Erdogan, dal canto suo, ha tentato fino all’ultimo di persuadere l’alleato. Ha ricordato come l’Iniziativa sia stata “un'ancora di salvezza” per i paesi più indigenti, avendo loro consentito di mettere mano a riserve di cibo sicure a un prezzo abbordabile.
Quando si è reso conto dell’irremovibilità dell’interlocutore, il presidente turco si è affrettato ad annunciare al più presto l’apertura di un nuovo tavolo di negoziato con le Nazioni Unite. “La Turchia farà ogni sforzo e crediamo che riusciremo a raggiungere un risultato nel più breve tempo possibile”, ha esclamato.
Nonostante lo smacco subito, Erdogan si è guardato bene dall’alzare i toni, preferendo al contrario definire Putin “un caro amico”. Del resto, stando ai dati snocciolati dai due vertici nel corso della conferenza stampa congiunta, sono solidi i legami intercorrenti fra Ankara a Mosca.
Nel 2022 il volume degli scambi commerciali bilaterali è quasi triplicato rispetto agli anni precedenti, superando la cifra record 60 miliardi di dollari. Gli scambi di prodotti alimentari si sono dimostrati anch’essi in crescita, arrivando a sfiorare i 7 miliardi e mezzo.
Scambi che, ha dichiarato Putin, verranno sempre più pagati ricorrendo alle valute nazionali, grazie all’imminente sottoscrizione di appositi accordi tra le banche centrali. “La quota del dollaro e dell'euro nelle transazioni reciproche è in costante diminuzione” ha fatto notare il presidente, lanciando un esplicito guanto di sfida all’Occidente.
Per quanto riguarda gli approvvigionamenti, Putin ci ha tenuto ad assicurare di essere un fornitore “affidabile e responsabile” di gas. Il capo del Cremlino ha, inoltre, proposto di rendere Ankara un’importante base logistica per la vendita di gas russo a paesi terzi.
In merito, il colosso moscovita Gazprom ha presentato un progetto per la costruzione di un grande centro di smistamento nella regione della Tracia. “Il progetto prevede la costituzione di un gruppo di lavoro congiunto, la definizione di un quadro normativo e lo sviluppo dei processi per il commercio e il trasferimento del gas”, ha spiegato Putin.
E poi c’è il settore nucleare. È già in atto – a opera del gigante russo Rosatom – l’edificazione della centrale “Akkuyu”, composta da ben quattro unità di potenza. Situata nell’area meridionale, si tratta della prima centrale in assoluto della Turchia, la cui realizzazione sta impiegando circa 25.000 tra specialisti e ingegneri russi e turchi. E non finisce qui, poiché durante il faccia a faccia si è parlato dell’innalzamento di un secondo impianto a Sinope, città affacciata sul Mar Nero.

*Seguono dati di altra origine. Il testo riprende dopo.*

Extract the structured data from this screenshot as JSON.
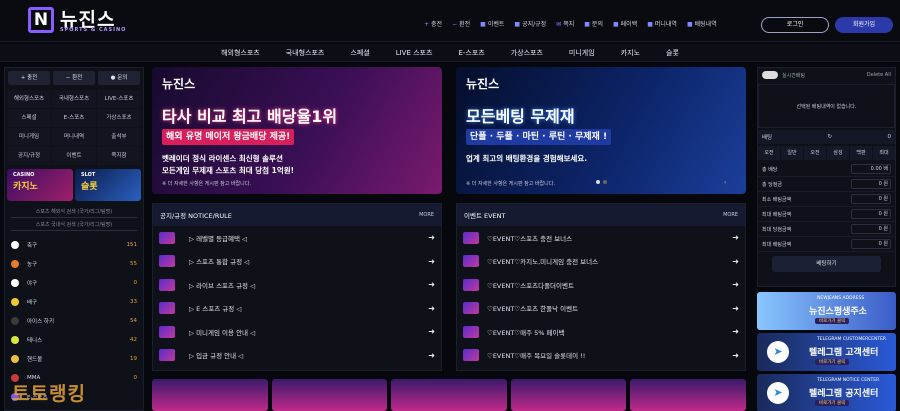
{
  "brand": {
    "name": "뉴진스",
    "sub": "SPORTS & CASINO",
    "mark": "N"
  },
  "topnav": [
    {
      "icon": "+",
      "label": "충전"
    },
    {
      "icon": "−",
      "label": "환전"
    },
    {
      "icon": "■",
      "label": "이벤트"
    },
    {
      "icon": "■",
      "label": "공지/규정"
    },
    {
      "icon": "✉",
      "label": "쪽지"
    },
    {
      "icon": "■",
      "label": "문의"
    },
    {
      "icon": "■",
      "label": "페이백"
    },
    {
      "icon": "■",
      "label": "머니내역"
    },
    {
      "icon": "■",
      "label": "배팅내역"
    }
  ],
  "auth": {
    "login": "로그인",
    "join": "회원가입"
  },
  "mainnav": [
    "해외형스포츠",
    "국내형스포츠",
    "스페셜",
    "LIVE 스포츠",
    "E-스포츠",
    "가상스포츠",
    "미니게임",
    "카지노",
    "슬롯"
  ],
  "left": {
    "buttons": [
      "+ 충전",
      "− 환전",
      "● 문의"
    ],
    "grid": [
      "해외형스포츠",
      "국내형스포츠",
      "LIVE-스포츠",
      "스페셜",
      "E-스포츠",
      "가상스포츠",
      "미니게임",
      "머니내역",
      "출석부",
      "공지/규정",
      "이벤트",
      "쪽지함"
    ],
    "promo_casino": "카지노",
    "promo_casino_tag": "CASINO",
    "promo_slot": "슬롯",
    "promo_slot_tag": "SLOT",
    "search1": "스포츠 해외식 검색 (국가/리그/팀명)",
    "search2": "스포츠 국내식 검색 (국가/리그/팀명)",
    "sports": [
      {
        "name": "축구",
        "count": "151",
        "color": "#ffffff"
      },
      {
        "name": "농구",
        "count": "55",
        "color": "#e87a2a"
      },
      {
        "name": "야구",
        "count": "0",
        "color": "#ffffff"
      },
      {
        "name": "배구",
        "count": "33",
        "color": "#f0c830"
      },
      {
        "name": "아이스 하키",
        "count": "54",
        "color": "#3a3a3a"
      },
      {
        "name": "테니스",
        "count": "42",
        "color": "#d8e83a"
      },
      {
        "name": "핸드볼",
        "count": "19",
        "color": "#e8c040"
      },
      {
        "name": "MMA",
        "count": "0",
        "color": "#c83a3a"
      },
      {
        "name": "E-스포츠",
        "count": "",
        "color": "#7a5ae8"
      }
    ],
    "watermark": "토토랭킹"
  },
  "banner1": {
    "logo": "뉴진스",
    "headline": "타사 비교 최고 배당율1위",
    "highlight": "해외 유명 메이저 왕금배당 제공!",
    "desc1": "벳레이더 정식 라이센스 최신형 솔루션",
    "desc2": "모든게임 무제재 스포츠 최대 당첨 1억원!",
    "note": "※ 더 자세한 사항은 게시판 참고 바랍니다."
  },
  "banner2": {
    "logo": "뉴진스",
    "headline": "모든베팅 무제재",
    "highlight": "단폴 · 두폴 · 마틴 · 루틴 · 무제재 !",
    "desc1": "업계 최고의 배팅환경을 경험해보세요.",
    "desc2": "",
    "note": "※ 더 자세한 사항은 게시판 참고 바랍니다."
  },
  "notice": {
    "title": "공지/규정 NOTICE/RULE",
    "more": "MORE",
    "items": [
      "▷ 레벨별 등급혜택 ◁",
      "▷ 스포츠 통합 규정 ◁",
      "▷ 라이브 스포츠 규정 ◁",
      "▷ E 스포츠 규정 ◁",
      "▷ 미니게임 이용 안내 ◁",
      "▷ 입금 규정 안내 ◁"
    ]
  },
  "event": {
    "title": "이벤트 EVENT",
    "more": "MORE",
    "items": [
      "♡EVENT♡스포츠 충전 보너스",
      "♡EVENT♡카지노,미니게임 충전 보너스",
      "♡EVENT♡스포츠다폴더이벤트",
      "♡EVENT♡스포츠 한폴낙 이벤트",
      "♡EVENT♡매주 5% 페이백",
      "♡EVENT♡매주 목요일 슬롯데이 !!"
    ]
  },
  "slip": {
    "live": "실시간배팅",
    "delete": "Delete All",
    "empty": "선택된 배팅내역이 없습니다.",
    "label": "배팅",
    "count": "0",
    "odds": [
      "오전",
      "일반",
      "오전",
      "삼성",
      "백판",
      "최대"
    ],
    "rows": [
      {
        "l": "총 배당",
        "v": "0.00 배"
      },
      {
        "l": "총 당첨금",
        "v": "0 원"
      },
      {
        "l": "최소 배팅금액",
        "v": "0 원"
      },
      {
        "l": "최대 배팅금액",
        "v": "0 원"
      },
      {
        "l": "최대 당첨금액",
        "v": "0 원"
      },
      {
        "l": "최대 배팅금액",
        "v": "0 원"
      }
    ],
    "button": "배팅하기"
  },
  "rbanners": [
    {
      "tag": "NEWJEANS ADDRESS",
      "title": "뉴진스평생주소",
      "sub": "바로가기 클릭"
    },
    {
      "tag": "TELEGRAM CUSTOMERCENTER",
      "title": "텔레그램 고객센터",
      "sub": "바로가기 클릭"
    },
    {
      "tag": "TELEGRAM NOTICE CENTER",
      "title": "텔레그램 공지센터",
      "sub": "바로가기 클릭"
    }
  ]
}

Per mitigare le ricadute dello stralcio dell’Iniziativa per il Mar Nero, Putin ha proposto di inviare gratuitamente ai paesi più poveri un milione di tonnellate di grano provenienti dalla Russia e lavorate industrialmente da Ankara, nel duplice intento di salvare l’immagine di Mosca e sostenere, al contempo, lo sviluppo del comparto alimentare turco.

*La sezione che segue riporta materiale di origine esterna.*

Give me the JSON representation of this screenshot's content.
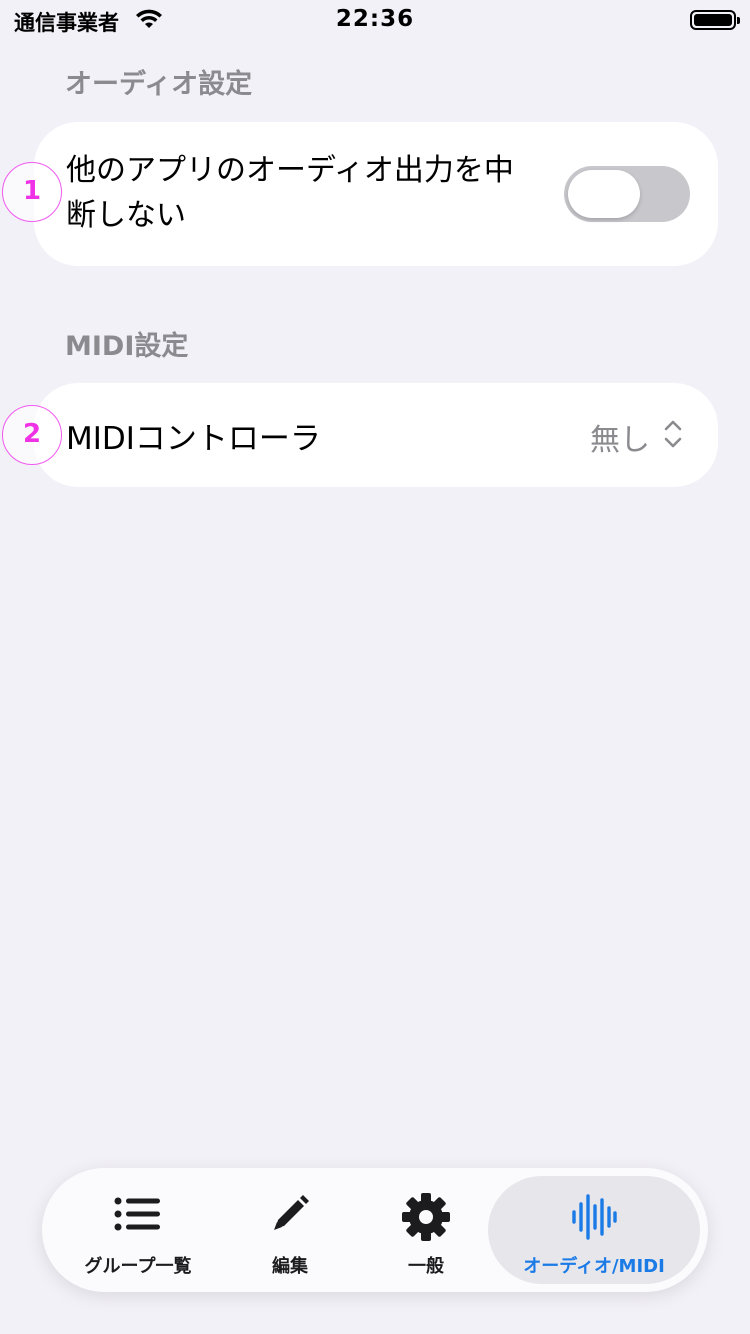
{
  "status_bar": {
    "carrier": "通信事業者",
    "time": "22:36"
  },
  "audio_section": {
    "header": "オーディオ設定",
    "toggle_label": "他のアプリのオーディオ出力を中断しない",
    "toggle_on": false
  },
  "midi_section": {
    "header": "MIDI設定",
    "controller_label": "MIDIコントローラ",
    "controller_value": "無し"
  },
  "badges": [
    "1",
    "2"
  ],
  "tabs": [
    {
      "label": "グループ一覧",
      "icon": "list-icon",
      "active": false
    },
    {
      "label": "編集",
      "icon": "pencil-icon",
      "active": false
    },
    {
      "label": "一般",
      "icon": "gear-icon",
      "active": false
    },
    {
      "label": "オーディオ/MIDI",
      "icon": "waveform-icon",
      "active": true
    }
  ],
  "colors": {
    "accent": "#1a7ae6",
    "background": "#f2f1f7",
    "badge": "#f032e6",
    "toggle_off": "#c7c7cc"
  }
}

Se da un lato l’esecutivo di Erdogan è membro Nato, dall’altro è evidente che ci sono troppi interessi in gioco con Mosca. E se il presidente turco ha parlato di “relazioni bilaterali basate sui principi di vicinato, amicizia e sincerità”, il capo del Cremlino ha definito il colloquio “sostanzioso e produttivo”.

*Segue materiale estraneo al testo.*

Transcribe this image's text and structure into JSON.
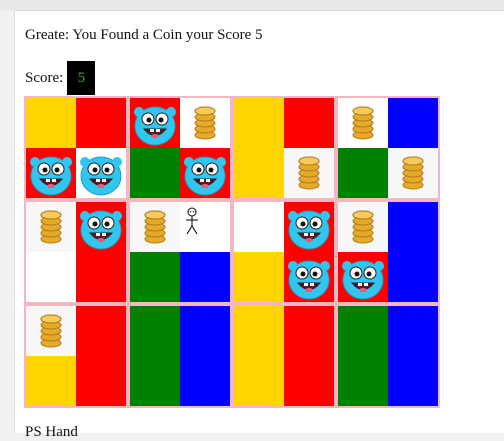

Quel che è certo è che Ankara non intende fare un passo indietro e rinunciare al proprio ruolo di mediatore in caso di eventuali trattative per la cessazione delle ostilità in Ucraina. “Non ci sono vincitori in guerra, non ci sono perdenti in pace” ha detto a tal proposito Erdogan.
Al momento, però, il destino del grano di Kyiv è appeso a un filo. E non si intravedono avvisaglie di possibili negoziati nel futuro immediato.